Now at a first glance you might think my headline suggests this editorial will be something to do with the fact that Michelin North America (MNA) and Continental Tire North America (CTNA) have thrown their weight behind the tyre-life concept. Car manufacturers Ford and DaimlerChrysler were the first to advise drivers to replace their tyres after six year regardless of tread depth. Bridgestone Firestone North America Tire (BFNAT) followed suit last November. However, that’s all I am going to say on this late-breaking subject here.
Instead I want to talk about another type of maturing. Tyres & Accessories recently came across a report conducted by Plimsoll Publishing that looks at the effect the aging population might have on UK tyre manufacturers and distributors. Apparently 42 per cent of the leaders of the UK’s top 242 tyre companies will be over sixty in the next 5 years and 23 per cent will breach 65 in the same period.
So what’s in store for the so-called baby boomers? Plimsoll’s study looks at the impact these retirement age directors might have on the financial performance and future direction of the companies they run. Collectively the UK top 242 tyre manufacturing and distribution companies are led by only 487 directors, varying in age from 21 to 84 years. Only 13 directors are under 30, while 114 are aged 61 and over.
So is the market as appealing as it was 10 years ago? Now I would like to make it clear that I am not saying there is any kind of negative relationship between the age of directors and performance, but Plimsoll’s analysis reports that 41 per cent of the 242 companies analysed are in clear financial difficulties and 21 per cent of companies failed to make any profit at all last year.

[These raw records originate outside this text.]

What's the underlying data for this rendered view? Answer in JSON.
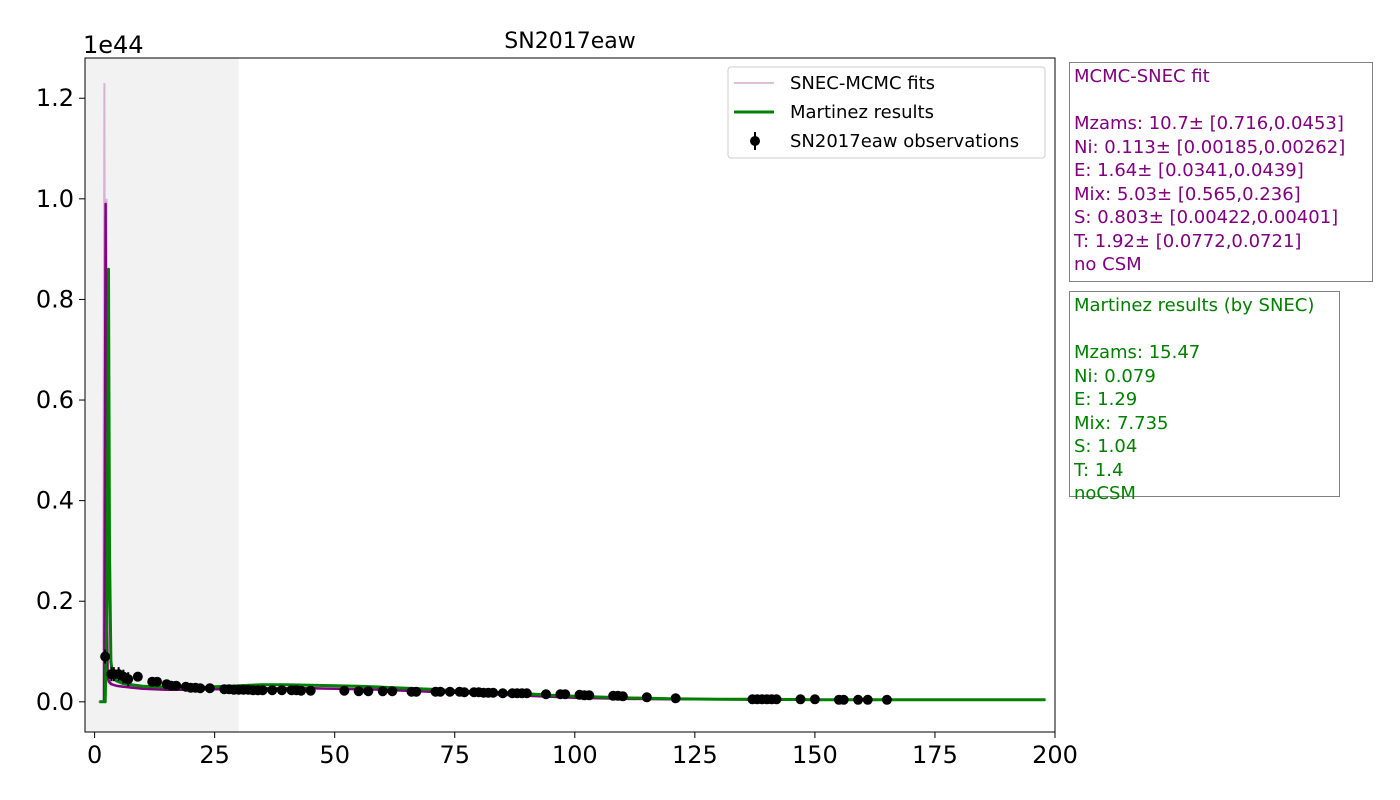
{
  "chart_data": {
    "type": "line",
    "title": "SN2017eaw",
    "xlabel": "",
    "ylabel": "",
    "y_offset_label": "1e44",
    "xlim": [
      -2,
      200
    ],
    "ylim": [
      -0.06,
      1.28
    ],
    "x_ticks": [
      0,
      25,
      50,
      75,
      100,
      125,
      150,
      175,
      200
    ],
    "x_tick_labels": [
      "0",
      "25",
      "50",
      "75",
      "100",
      "125",
      "150",
      "175",
      "200"
    ],
    "y_ticks": [
      0.0,
      0.2,
      0.4,
      0.6,
      0.8,
      1.0,
      1.2
    ],
    "y_tick_labels": [
      "0.0",
      "0.2",
      "0.4",
      "0.6",
      "0.8",
      "1.0",
      "1.2"
    ],
    "shaded_region": {
      "x": [
        -2,
        30
      ],
      "color": "#f2f2f2"
    },
    "grid": false,
    "legend": {
      "placement": "top-right",
      "entries": [
        "SNEC-MCMC fits",
        "Martinez results",
        "SN2017eaw observations"
      ]
    },
    "series": [
      {
        "name": "SNEC-MCMC fits",
        "kind": "line",
        "color": "#800080",
        "x": [
          1.0,
          2.0,
          2.3,
          2.5,
          2.7,
          3.0,
          3.5,
          4.5,
          6,
          10,
          15,
          20,
          25,
          30,
          35,
          40,
          45,
          50,
          55,
          60,
          65,
          70,
          75,
          80,
          85,
          90,
          95,
          100,
          110,
          120,
          130,
          140,
          150,
          160,
          170,
          180,
          198
        ],
        "y": [
          0.0,
          0.0,
          0.99,
          0.2,
          0.05,
          0.04,
          0.035,
          0.032,
          0.03,
          0.026,
          0.024,
          0.024,
          0.025,
          0.026,
          0.027,
          0.027,
          0.027,
          0.026,
          0.025,
          0.024,
          0.022,
          0.02,
          0.018,
          0.016,
          0.014,
          0.012,
          0.01,
          0.008,
          0.006,
          0.005,
          0.005,
          0.004,
          0.004,
          0.004,
          0.004,
          0.004,
          0.004
        ]
      },
      {
        "name": "Martinez results",
        "kind": "line",
        "color": "#008000",
        "x": [
          1.0,
          2.2,
          2.6,
          2.9,
          3.1,
          3.4,
          3.8,
          4.5,
          6,
          10,
          15,
          20,
          25,
          30,
          35,
          40,
          45,
          50,
          55,
          60,
          65,
          70,
          75,
          80,
          85,
          90,
          95,
          100,
          110,
          120,
          130,
          140,
          150,
          160,
          170,
          180,
          198
        ],
        "y": [
          0.0,
          0.0,
          0.2,
          0.86,
          0.3,
          0.08,
          0.05,
          0.042,
          0.036,
          0.031,
          0.029,
          0.028,
          0.03,
          0.032,
          0.034,
          0.034,
          0.033,
          0.032,
          0.031,
          0.029,
          0.027,
          0.025,
          0.022,
          0.02,
          0.018,
          0.016,
          0.013,
          0.011,
          0.008,
          0.006,
          0.005,
          0.005,
          0.004,
          0.004,
          0.004,
          0.004,
          0.004
        ]
      },
      {
        "name": "SN2017eaw observations",
        "kind": "scatter",
        "color": "#000000",
        "x": [
          2.2,
          3.5,
          4.0,
          5.0,
          6.0,
          7.0,
          9.0,
          12.0,
          13.0,
          15.0,
          16.0,
          17.0,
          19.0,
          20.0,
          21.0,
          22.0,
          24.0,
          27.0,
          28.0,
          29.0,
          30.0,
          31.0,
          32.0,
          33.0,
          34.0,
          35.0,
          37.0,
          39.0,
          41.0,
          42.0,
          43.0,
          45.0,
          52.0,
          55.0,
          57.0,
          60.0,
          62.0,
          66.0,
          67.0,
          71.0,
          72.0,
          74.0,
          76.0,
          77.0,
          79.0,
          80.0,
          81.0,
          82.0,
          83.0,
          85.0,
          87.0,
          88.0,
          89.0,
          90.0,
          94.0,
          97.0,
          98.0,
          101.0,
          102.0,
          103.0,
          108.0,
          109.0,
          110.0,
          115.0,
          121.0,
          137.0,
          138.0,
          139.0,
          140.0,
          141.0,
          142.0,
          147.0,
          150.0,
          155.0,
          156.0,
          159.0,
          161.0,
          165.0
        ],
        "y": [
          0.09,
          0.055,
          0.055,
          0.055,
          0.05,
          0.045,
          0.05,
          0.04,
          0.04,
          0.035,
          0.032,
          0.032,
          0.03,
          0.028,
          0.028,
          0.027,
          0.027,
          0.025,
          0.025,
          0.024,
          0.024,
          0.024,
          0.024,
          0.023,
          0.023,
          0.023,
          0.023,
          0.023,
          0.023,
          0.023,
          0.022,
          0.022,
          0.022,
          0.021,
          0.021,
          0.021,
          0.021,
          0.02,
          0.02,
          0.02,
          0.02,
          0.02,
          0.02,
          0.019,
          0.019,
          0.019,
          0.018,
          0.018,
          0.018,
          0.017,
          0.017,
          0.017,
          0.017,
          0.017,
          0.015,
          0.015,
          0.015,
          0.014,
          0.013,
          0.013,
          0.012,
          0.012,
          0.011,
          0.009,
          0.007,
          0.005,
          0.005,
          0.005,
          0.005,
          0.005,
          0.005,
          0.005,
          0.005,
          0.004,
          0.004,
          0.004,
          0.004,
          0.004
        ]
      }
    ]
  },
  "mcmc_panel": {
    "heading": "MCMC-SNEC fit",
    "lines": [
      "Mzams: 10.7± [0.716,0.0453]",
      "Ni: 0.113± [0.00185,0.00262]",
      "E: 1.64± [0.0341,0.0439]",
      "Mix: 5.03± [0.565,0.236]",
      "S: 0.803± [0.00422,0.00401]",
      "T: 1.92± [0.0772,0.0721]",
      "no CSM"
    ],
    "color": "#800080"
  },
  "martinez_panel": {
    "heading": "Martinez results (by SNEC)",
    "lines": [
      "Mzams: 15.47",
      "Ni: 0.079",
      "E: 1.29",
      "Mix: 7.735",
      "S: 1.04",
      "T: 1.4",
      "noCSM"
    ],
    "color": "#008000"
  }
}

So how many of the 487 directors are ready for the stresses of the next 5 years? Some don’t appear to have a choice. David Pattison, senior analyst maintains: “It’s debatable how many can afford to retire. If they are thinking of selling up then the business needs to command a good price if it’s going to finance the winters in the Caribbean and not all…are ready for this anyway.”
According to Plimsoll this is the main reason why directors are hanging on well into retirement. But the myth that your enthusiasm and motivation fails with age is completely unfounded as 60 companies run by directors over 60 increased both sales and profits in the last year. So can the industry offer the next generation of directors an exciting future?

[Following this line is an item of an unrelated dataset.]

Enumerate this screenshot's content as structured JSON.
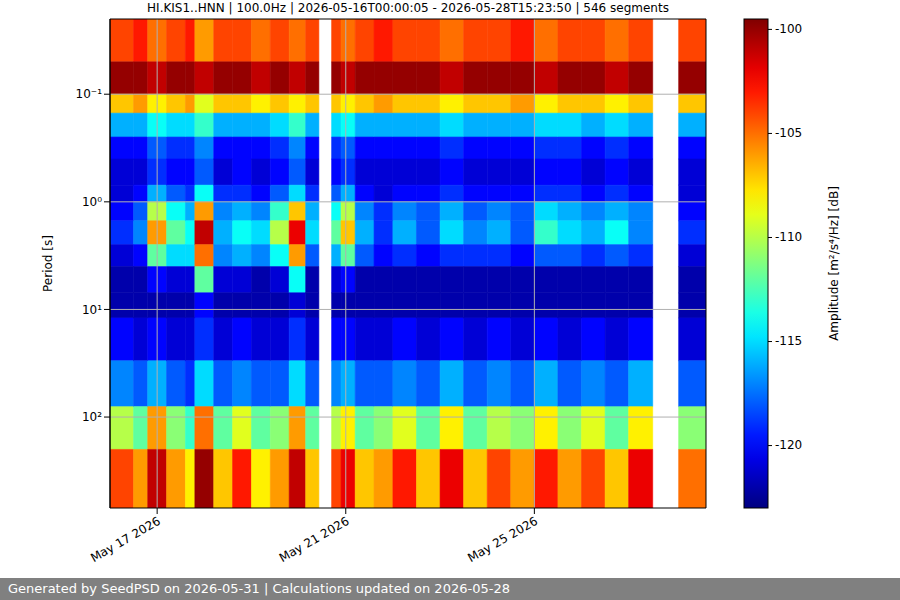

It seems so. The average directors’ salary last year was £90,003 compared with the UK average of £67,500 per year. Directors’ fees increased by 83 last year and top earners can see this salary rise to over £180,000 per year. However this is because the job typically involves long-term commitment over eight years, compared with the UK average of just over five years.
So, it seems, while the majority of industry leaders are likely to be contemplating retirement, they are also leaving a metaphorical inheritance for the next generation of tyre entrepreneurs. And maybe it doesn’t matter how old the tyres in your warehouse are, after all.